Broad BeanVicia faba
The broad bean is a member of the Pea family but not a close relative of the other beans. Instead it belongs to the Vetch species and is also called field bean, horse bean and dove"™s eye according to the size of the seeds.
It is probably originally from the Caspian Sea and the Middle East, where it was grown already in the younger Stone Age. Broad beans have been found in Egyptian graves and in the ruins of Troy. The Romans and the Greeks used them in many different ways. The broad bean arrived in China via the Silk Road in the 100s CE. There it is used the most today.
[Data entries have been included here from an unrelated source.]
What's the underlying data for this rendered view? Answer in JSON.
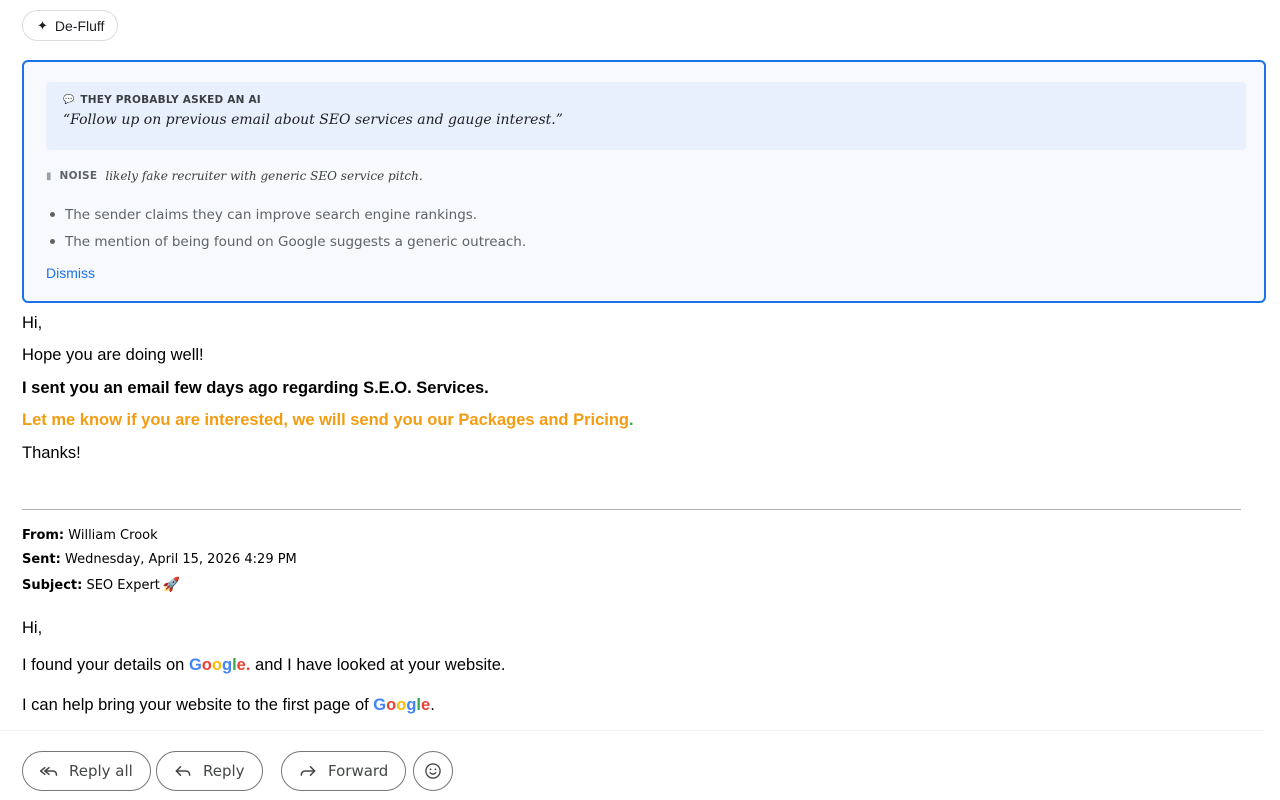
{
  "defluff": {
    "label": "De-Fluff",
    "icon": "sparkle-icon"
  },
  "analysis": {
    "ai_heading": "THEY PROBABLY ASKED AN AI",
    "ai_quote": "“Follow up on previous email about SEO services and gauge interest.”",
    "noise_label": "NOISE",
    "noise_text": "likely fake recruiter with generic SEO service pitch.",
    "bullets": [
      "The sender claims they can improve search engine rankings.",
      "The mention of being found on Google suggests a generic outreach."
    ],
    "dismiss": "Dismiss"
  },
  "email": {
    "greeting": "Hi,",
    "line1": "Hope you are doing well!",
    "line2": "I sent you an email few days ago regarding S.E.O. Services.",
    "line3": "Let me know if you are interested, we will send you our Packages and Pricing",
    "line3_end": ".",
    "thanks": "Thanks!"
  },
  "quoted": {
    "from_label": "From:",
    "from_value": "William Crook",
    "sent_label": "Sent:",
    "sent_value": "Wednesday, April 15, 2026 4:29 PM",
    "subject_label": "Subject:",
    "subject_value": "SEO Expert",
    "subject_emoji": "🚀",
    "greeting": "Hi,",
    "line1_a": "I found your details on",
    "line1_b": " and I have looked at your website.",
    "line2_a": "I can help bring your website to the first page of",
    "line2_b": ".",
    "google_dot": "."
  },
  "google_letters": [
    {
      "ch": "G",
      "color": "#4285f4"
    },
    {
      "ch": "o",
      "color": "#ea4335"
    },
    {
      "ch": "o",
      "color": "#fbbc05"
    },
    {
      "ch": "g",
      "color": "#4285f4"
    },
    {
      "ch": "l",
      "color": "#34a853"
    },
    {
      "ch": "e",
      "color": "#ea4335"
    }
  ],
  "actions": {
    "reply_all": "Reply all",
    "reply": "Reply",
    "forward": "Forward"
  }
}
Today broad beans are mostly grown in the Iberian Peninsula, Holland and Britain. Broad beans grow upright with sturdy stalks of ab. 1m and fragrant white-black or red flowers. There are short sorts of ab. 30-40cm as well as tall ones of 150cm. It is different than other beans since the pods are rarely used only the large seeds, often unripe and tender but also dried for use in winter. They are rich in proteins and filling. The broad bean, which tolerates light frost, thrives in nutrient-rich, water-retaining, humus-rich soil as well as fertile clay-soil, even pure peat soil. It needs lots of nutrients especially in the beginning before the interplay with the nitrogen collecting organisms in the soil has started.
They are often attacked at the top of the plants by the black plant louse in summer. To prevent this it is a good idea to sow the beans with lots of air between them and in the company of potatoes, savory, buck wheat or by cutting off the tops when the blooming and fruiting is done. Cutting the tops speeds up the ripening too. Do not throw away the tops if there are no lice on them, they are good to eat slightly poached.
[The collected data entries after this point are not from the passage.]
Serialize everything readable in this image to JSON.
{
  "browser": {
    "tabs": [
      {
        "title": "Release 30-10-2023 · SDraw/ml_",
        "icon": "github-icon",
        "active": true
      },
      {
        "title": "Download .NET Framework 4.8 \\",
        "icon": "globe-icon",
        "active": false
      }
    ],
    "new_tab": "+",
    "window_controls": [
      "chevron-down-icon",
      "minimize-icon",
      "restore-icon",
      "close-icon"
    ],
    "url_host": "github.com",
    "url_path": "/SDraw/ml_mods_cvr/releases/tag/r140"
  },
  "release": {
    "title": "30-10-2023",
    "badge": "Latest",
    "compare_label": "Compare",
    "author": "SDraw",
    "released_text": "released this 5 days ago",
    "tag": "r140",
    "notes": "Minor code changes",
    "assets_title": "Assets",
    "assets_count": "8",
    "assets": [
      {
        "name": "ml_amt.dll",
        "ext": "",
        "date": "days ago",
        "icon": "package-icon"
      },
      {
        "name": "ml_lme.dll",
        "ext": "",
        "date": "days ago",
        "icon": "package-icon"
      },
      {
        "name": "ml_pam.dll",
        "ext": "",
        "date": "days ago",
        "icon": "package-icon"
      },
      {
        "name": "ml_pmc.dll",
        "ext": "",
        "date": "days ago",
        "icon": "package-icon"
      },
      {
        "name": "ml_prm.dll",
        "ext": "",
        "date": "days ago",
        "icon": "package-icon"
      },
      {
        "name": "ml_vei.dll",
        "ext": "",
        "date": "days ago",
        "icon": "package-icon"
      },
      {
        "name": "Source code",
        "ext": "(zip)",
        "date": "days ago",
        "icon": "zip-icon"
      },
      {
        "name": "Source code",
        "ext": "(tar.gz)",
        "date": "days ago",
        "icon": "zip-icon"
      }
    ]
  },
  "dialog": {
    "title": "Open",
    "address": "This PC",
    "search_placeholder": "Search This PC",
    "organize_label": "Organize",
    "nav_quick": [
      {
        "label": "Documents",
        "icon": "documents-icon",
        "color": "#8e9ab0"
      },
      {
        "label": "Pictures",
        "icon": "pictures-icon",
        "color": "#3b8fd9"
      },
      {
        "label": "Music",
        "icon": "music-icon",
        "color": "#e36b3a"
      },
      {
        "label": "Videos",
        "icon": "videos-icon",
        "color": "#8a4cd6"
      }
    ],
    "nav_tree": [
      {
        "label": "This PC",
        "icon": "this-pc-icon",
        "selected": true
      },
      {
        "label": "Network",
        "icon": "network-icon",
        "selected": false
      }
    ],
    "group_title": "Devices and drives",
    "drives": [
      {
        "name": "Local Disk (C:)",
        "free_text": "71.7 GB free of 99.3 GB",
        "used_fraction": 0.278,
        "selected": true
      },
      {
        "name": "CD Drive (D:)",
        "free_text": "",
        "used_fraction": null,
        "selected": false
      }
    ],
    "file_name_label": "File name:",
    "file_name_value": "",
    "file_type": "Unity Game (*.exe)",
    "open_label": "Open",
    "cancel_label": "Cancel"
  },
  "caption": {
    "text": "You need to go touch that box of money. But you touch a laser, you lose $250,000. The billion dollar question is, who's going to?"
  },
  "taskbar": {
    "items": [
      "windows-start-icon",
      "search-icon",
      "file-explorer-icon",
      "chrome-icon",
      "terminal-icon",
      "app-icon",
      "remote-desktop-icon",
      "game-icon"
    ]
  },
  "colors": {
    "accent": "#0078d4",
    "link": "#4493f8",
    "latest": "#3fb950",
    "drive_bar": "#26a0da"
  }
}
Pyrethrum or rotenone may be used against lice in the worst cases. Teas of tansy and wormwood help too. The broad bean loves to grow in the company of carrots, cauliflower, herbs and peas, the latter being allowed to climb up the bean stalks. The onion family is not welcome.
SOWING: The big flat seeds can be sown in early spring as soon as the soil is ready ab. 5 cm deep. They are not, like other beans, as affected by cold soil. These beans germinate when the temperature is 4-5°C in the soil.
SPACING: Keep 10-20 cm of mutual space between the plants and 40-60cm between the rows, 15 cm for double rows!
HARVEST: The pods are picked and shelled continually during all of the late summer and autumn. The grey-green seeds are used in soups, purée, casseroles or sautéed with herbs in oil. They can also be frozen after parboiling and ripe ones be dried for winter storage. Lots of people like to peel the beans after a quick boil like almonds to take away the bitter peel. Quite young pods where the seeds have only just begun to develop are delicious, slightly poached or fried.
SEED: 60-90 seeds/100g, one portion sows 3-4 m. 800- 1500 g are needed to sow 100 m.